The policy center spent a combined $19.1 million lobbying between 2002 to 2012, an average of just $1.9 million per year. Soros's firm slowly began increasing its lobbying the next few years, hitting $12.4 million in 2014. The amounts dipped down the following two years to $8,160,000 (2015) and $5,460,000 (2016). However, the firm's expenditures shot up to $16.2 million during Trump's first year in office, a personal record amount for any given year.
"We make different grants each year depending on what is happening in Congress and there was a lot going on in 2017: Protecting immigrants and refugees, preserving fairness in the tax code, advocating for criminal justice reform, pressing for disaster relief for Puerto Rico, and promoting a progressive U.S. foreign policy," Jonathan Kaplan, a spokesman for the Open Society Policy Center, previously told the Washington Free Beacon on last year's record amount.
Now, the financier has already surpassed that total with three months left to go in the year.
Soros spent $2,520,000 during the first quarter of this year, $10,370,000 during the second quarter, and $7,700,000 during the third quarter, disclosure forms show. Soros has now put $20,590,000 toward his lobbying efforts for the year, an amount that is already $4,390,000 more than last year’s record.
The Open Society Policy Center's most recent lobbying expenditures, which cover July 1 to Sep. 30, show a prominent focus on international issues.

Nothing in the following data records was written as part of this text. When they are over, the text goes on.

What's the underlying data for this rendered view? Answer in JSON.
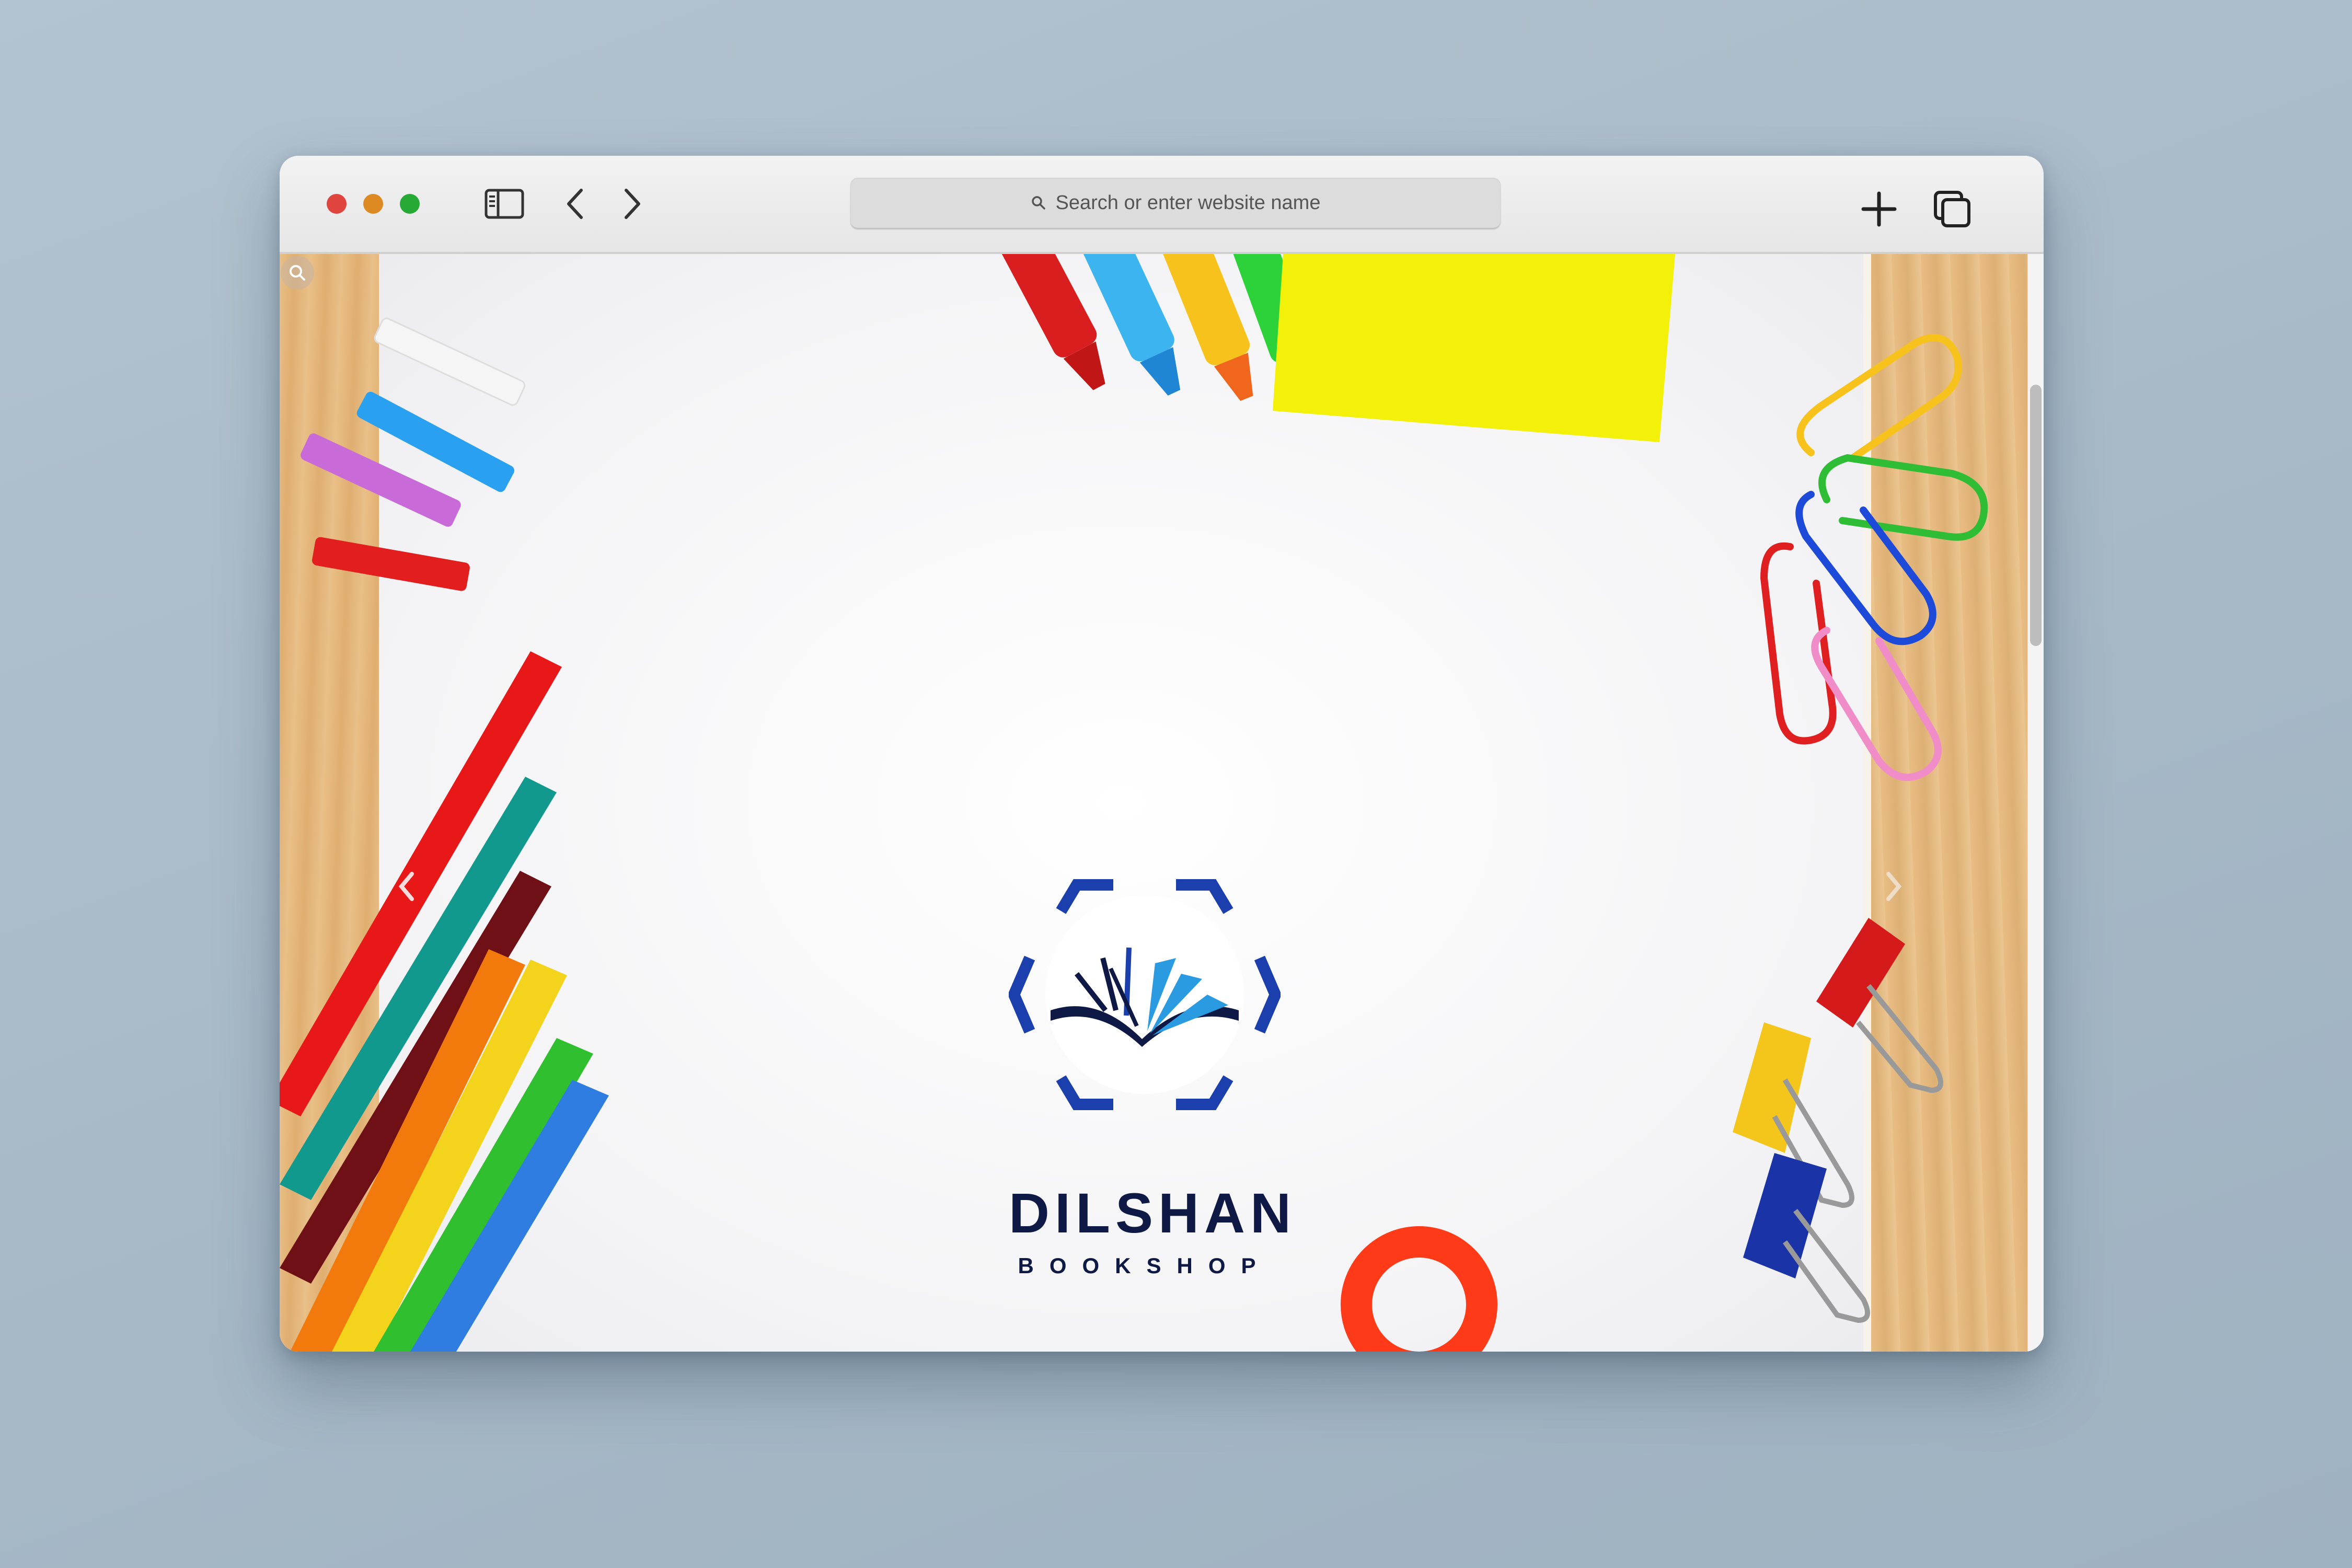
{
  "browser": {
    "address_placeholder": "Search or enter website name",
    "traffic_lights": [
      "#e0443e",
      "#de8a23",
      "#27aa35"
    ]
  },
  "page": {
    "brand_name": "DILSHAN",
    "brand_subtitle": "BOOKSHOP",
    "colors": {
      "brand_navy": "#0e1a45",
      "brand_blue": "#1c3fae",
      "brand_light_blue": "#2a9be0"
    }
  }
}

Soros focused on issues related to North Korea, amendments to education acts in Hungary, government transition assistance in Armenia, violence in Ukraine, and the nomination of an assistant secretary at the Bureau of Democracy, Human Rights, and Labor at the State Department. Soros also focused heavily on issues involving foreign agents such as the Foreign Agents Amendments Act of 2018, Foreign Agents Modernization Act and Enforcement Act, and the Foreign Agent Lobbying Transparency Enforcement Act, among other issues.
The group lobbied the Senate, House of Representatives, and the State Department the last three months, its forms show.
The Open Society Policy Center is an entirely separate entity than that of the Open Society Foundations, where Soros cuts grants to numerous progressive causes and organizations. The policy center's most recently available tax forms from 2015 show the center pulled in $17 million in contributions that year, more than twice what it had the year prior.
The center did not respond to a request for comment on its new record amount on lobbying by press time.